The government has received approval from the United States to set new commercial flight routes in U.S.-controlled airspace over Tokyo's Haneda airport in order to increase services ahead of the 2020 Olympics, government sources said Tuesday.

The U.S. has controlled huge areas of airspace over the capital and vicinity since the end of World War II. Tokyo will explore whether the latest move could eventually lead to Washington formally returning more of the airspace, the sources said.

The so-called Yokota Rapcon airspace is set in six different levels at altitudes between 2,450 and 7,000 meters, stretching over Tokyo and eight other prefectures. Yokota is the name of the air base in western Tokyo where the U.S. military in Japan has its headquarters.

Airspace restrictions have forced many commercial flights using Haneda to detour or fly higher, causing air traffic congestion.

The government plans to expand annual arrival and departure slots at Haneda by up to 39,000 in time for the 2020 Tokyo Games from the current 447,000. It has also drawn up four new routes, three of which can go through the U.S.-controlled airspace.

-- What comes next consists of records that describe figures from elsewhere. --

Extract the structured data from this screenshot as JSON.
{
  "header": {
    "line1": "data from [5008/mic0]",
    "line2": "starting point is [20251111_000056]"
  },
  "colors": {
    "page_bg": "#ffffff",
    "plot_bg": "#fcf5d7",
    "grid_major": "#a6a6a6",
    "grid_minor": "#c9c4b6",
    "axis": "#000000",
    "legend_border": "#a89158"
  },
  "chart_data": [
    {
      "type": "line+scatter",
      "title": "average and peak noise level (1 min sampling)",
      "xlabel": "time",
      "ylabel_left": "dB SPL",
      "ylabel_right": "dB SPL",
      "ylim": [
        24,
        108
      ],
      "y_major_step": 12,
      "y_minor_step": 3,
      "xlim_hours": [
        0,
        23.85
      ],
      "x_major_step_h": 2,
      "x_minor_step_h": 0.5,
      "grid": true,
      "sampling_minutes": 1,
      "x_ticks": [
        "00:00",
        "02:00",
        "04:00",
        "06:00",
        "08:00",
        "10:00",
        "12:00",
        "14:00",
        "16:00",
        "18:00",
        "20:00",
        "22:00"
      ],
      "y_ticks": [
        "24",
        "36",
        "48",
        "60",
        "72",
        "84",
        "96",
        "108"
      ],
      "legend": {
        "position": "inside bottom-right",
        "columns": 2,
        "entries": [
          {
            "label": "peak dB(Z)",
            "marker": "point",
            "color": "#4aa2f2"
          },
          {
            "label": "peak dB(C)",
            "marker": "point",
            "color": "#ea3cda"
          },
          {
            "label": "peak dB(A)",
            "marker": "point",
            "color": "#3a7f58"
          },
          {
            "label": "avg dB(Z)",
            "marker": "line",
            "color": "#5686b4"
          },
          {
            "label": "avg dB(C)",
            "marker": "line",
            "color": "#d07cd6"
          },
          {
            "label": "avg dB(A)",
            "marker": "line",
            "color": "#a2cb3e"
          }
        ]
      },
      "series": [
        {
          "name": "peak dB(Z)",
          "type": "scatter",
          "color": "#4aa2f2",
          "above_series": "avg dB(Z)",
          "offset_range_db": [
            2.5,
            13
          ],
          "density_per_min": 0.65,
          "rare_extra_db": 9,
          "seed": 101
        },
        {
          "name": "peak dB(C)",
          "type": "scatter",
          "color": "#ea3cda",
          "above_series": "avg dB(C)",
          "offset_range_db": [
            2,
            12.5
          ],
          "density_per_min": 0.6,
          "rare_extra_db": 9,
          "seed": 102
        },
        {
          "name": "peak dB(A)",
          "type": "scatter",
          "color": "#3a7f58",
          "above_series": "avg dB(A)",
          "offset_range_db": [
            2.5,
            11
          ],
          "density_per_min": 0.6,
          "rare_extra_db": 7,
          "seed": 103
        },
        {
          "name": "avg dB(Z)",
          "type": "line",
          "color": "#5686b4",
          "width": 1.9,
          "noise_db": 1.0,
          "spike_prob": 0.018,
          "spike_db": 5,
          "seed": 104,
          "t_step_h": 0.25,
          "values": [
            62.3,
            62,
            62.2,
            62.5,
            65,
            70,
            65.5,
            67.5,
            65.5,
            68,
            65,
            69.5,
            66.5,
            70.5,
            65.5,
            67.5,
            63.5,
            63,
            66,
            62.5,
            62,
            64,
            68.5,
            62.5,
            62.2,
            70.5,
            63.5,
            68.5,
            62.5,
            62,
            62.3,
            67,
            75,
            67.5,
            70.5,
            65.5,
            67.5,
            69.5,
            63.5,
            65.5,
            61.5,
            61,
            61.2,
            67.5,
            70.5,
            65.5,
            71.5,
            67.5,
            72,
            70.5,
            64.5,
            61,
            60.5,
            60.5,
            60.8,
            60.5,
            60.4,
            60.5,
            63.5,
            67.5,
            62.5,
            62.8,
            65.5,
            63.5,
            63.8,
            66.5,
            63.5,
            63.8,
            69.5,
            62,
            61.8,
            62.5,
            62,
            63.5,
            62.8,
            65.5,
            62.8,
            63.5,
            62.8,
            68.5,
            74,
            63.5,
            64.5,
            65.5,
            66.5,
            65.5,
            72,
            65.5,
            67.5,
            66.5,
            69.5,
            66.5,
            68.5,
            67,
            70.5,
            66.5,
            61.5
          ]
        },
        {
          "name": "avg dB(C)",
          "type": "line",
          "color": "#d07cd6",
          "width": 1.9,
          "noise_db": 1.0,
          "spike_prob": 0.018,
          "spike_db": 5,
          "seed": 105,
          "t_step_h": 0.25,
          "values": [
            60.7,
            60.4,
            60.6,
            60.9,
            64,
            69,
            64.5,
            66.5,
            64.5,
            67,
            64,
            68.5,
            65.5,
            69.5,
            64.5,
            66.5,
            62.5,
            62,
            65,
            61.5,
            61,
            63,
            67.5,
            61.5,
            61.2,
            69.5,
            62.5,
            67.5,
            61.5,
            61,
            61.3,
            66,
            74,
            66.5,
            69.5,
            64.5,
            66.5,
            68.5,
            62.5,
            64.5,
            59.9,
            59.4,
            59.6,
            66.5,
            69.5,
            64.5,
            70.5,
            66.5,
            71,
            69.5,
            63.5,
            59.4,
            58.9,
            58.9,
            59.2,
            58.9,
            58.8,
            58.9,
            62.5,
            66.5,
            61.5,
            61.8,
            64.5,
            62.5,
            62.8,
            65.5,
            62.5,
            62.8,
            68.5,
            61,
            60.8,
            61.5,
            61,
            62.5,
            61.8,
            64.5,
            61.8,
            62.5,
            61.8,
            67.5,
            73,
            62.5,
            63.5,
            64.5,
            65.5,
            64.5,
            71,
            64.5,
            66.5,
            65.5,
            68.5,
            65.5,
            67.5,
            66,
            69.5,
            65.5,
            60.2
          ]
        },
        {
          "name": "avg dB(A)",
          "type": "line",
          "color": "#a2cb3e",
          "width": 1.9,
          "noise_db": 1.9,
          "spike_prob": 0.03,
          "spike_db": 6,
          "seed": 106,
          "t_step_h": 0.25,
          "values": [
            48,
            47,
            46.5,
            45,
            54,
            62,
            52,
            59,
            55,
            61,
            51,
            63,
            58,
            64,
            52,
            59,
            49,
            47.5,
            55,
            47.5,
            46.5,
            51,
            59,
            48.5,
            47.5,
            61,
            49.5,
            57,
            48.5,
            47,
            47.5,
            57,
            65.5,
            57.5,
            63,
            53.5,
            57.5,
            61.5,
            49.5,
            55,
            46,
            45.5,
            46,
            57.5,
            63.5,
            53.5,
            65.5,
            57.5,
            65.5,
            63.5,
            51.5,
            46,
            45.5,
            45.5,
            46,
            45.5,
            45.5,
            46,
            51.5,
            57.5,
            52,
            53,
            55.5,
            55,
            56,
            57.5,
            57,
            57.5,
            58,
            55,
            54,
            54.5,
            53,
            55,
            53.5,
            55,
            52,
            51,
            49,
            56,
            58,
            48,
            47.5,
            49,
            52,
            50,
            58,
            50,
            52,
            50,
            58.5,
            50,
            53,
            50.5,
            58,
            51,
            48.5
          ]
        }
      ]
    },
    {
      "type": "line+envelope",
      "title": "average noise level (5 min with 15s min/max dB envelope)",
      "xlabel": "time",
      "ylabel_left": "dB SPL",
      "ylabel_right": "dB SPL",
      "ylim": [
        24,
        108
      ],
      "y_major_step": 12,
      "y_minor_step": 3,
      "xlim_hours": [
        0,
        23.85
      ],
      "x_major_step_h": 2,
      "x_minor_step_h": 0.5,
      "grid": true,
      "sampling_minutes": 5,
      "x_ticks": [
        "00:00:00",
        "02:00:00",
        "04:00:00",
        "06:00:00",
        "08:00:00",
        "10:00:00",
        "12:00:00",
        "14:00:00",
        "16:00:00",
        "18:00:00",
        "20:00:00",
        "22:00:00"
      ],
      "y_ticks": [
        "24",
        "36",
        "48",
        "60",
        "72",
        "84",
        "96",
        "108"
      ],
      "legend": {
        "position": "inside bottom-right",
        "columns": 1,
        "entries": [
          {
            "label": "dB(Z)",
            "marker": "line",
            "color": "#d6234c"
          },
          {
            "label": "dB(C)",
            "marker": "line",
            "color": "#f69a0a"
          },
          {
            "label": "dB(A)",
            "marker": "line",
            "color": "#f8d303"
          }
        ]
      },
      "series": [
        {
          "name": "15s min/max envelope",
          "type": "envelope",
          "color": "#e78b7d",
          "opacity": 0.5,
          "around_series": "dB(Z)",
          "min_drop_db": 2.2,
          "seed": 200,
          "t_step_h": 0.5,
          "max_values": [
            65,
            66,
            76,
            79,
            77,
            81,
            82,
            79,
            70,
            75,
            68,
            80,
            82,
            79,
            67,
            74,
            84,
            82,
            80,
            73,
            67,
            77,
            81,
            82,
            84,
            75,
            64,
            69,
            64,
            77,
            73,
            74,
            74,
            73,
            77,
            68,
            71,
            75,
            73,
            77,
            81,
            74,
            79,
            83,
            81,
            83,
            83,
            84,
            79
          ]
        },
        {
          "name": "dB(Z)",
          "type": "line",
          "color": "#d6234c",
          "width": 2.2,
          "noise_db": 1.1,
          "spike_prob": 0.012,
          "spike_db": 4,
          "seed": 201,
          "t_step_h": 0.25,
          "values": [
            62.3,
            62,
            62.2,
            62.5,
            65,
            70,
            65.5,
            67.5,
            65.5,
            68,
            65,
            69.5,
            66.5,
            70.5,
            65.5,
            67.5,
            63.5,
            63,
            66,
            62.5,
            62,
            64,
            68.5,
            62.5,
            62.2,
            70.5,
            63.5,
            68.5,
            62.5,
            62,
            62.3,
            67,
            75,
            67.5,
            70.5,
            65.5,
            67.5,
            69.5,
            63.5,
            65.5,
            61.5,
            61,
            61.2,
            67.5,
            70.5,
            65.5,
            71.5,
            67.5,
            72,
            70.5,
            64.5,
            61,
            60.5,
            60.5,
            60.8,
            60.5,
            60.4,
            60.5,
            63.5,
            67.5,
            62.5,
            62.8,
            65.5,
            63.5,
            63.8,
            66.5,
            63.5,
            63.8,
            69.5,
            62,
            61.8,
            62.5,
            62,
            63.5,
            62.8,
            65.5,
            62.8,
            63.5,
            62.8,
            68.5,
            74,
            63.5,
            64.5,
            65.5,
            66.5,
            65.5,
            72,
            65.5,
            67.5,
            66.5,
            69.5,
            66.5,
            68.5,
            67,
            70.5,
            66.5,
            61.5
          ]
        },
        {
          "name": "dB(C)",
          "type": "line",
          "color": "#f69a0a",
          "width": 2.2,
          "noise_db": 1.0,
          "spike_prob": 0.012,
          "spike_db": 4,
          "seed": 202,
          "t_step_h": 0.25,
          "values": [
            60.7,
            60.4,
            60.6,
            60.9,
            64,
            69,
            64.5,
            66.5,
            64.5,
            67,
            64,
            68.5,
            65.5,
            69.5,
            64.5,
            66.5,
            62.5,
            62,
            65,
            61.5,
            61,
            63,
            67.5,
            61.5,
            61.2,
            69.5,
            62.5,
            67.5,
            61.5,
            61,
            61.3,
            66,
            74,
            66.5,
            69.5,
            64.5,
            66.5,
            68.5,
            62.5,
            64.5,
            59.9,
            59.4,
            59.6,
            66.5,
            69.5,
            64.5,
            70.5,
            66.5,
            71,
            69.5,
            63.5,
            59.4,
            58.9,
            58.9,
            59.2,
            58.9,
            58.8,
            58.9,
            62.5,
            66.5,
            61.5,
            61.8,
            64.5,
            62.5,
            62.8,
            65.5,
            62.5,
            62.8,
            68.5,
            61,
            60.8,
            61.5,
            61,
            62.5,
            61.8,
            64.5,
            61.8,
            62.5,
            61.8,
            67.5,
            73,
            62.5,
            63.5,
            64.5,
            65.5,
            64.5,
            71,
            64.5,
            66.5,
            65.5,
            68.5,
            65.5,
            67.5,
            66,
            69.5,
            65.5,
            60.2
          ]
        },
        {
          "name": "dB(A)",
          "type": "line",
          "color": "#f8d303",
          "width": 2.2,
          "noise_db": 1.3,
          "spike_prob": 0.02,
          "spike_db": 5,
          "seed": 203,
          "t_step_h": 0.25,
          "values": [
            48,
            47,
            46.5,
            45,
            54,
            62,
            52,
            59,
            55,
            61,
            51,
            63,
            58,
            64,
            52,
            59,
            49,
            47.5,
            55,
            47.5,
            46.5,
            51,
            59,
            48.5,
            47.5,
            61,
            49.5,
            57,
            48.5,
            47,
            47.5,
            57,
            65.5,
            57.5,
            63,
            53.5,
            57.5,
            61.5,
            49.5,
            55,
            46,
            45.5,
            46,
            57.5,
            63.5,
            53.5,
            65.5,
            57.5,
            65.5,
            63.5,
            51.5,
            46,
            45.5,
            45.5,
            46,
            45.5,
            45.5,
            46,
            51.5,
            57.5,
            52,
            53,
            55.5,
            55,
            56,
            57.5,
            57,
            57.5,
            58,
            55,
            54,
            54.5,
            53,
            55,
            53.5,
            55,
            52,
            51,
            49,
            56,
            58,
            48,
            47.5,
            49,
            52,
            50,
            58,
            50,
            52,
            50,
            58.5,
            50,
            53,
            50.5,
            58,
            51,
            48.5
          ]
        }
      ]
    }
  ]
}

The new routes will boost the airport's landing and departing capacity as they would allow two airplanes to land simultaneously on two runways, the sources said.

The United States, in working-level negotiations, has already approved the use of the three routes to be set in its airspace, the sources said.

The airspace has been under U.S. military control since August 1945, when the U.S.-led Occupation took over the country's flight control operations. Parts of the airspace were returned in 1992 and 2008.

The Yokota radar approach control covers airspace above Tokyo, Tochigi, Gunma, Saitama, Kanagawa, Yamanashi, Niigata, Nagano and Shizuoka prefectures.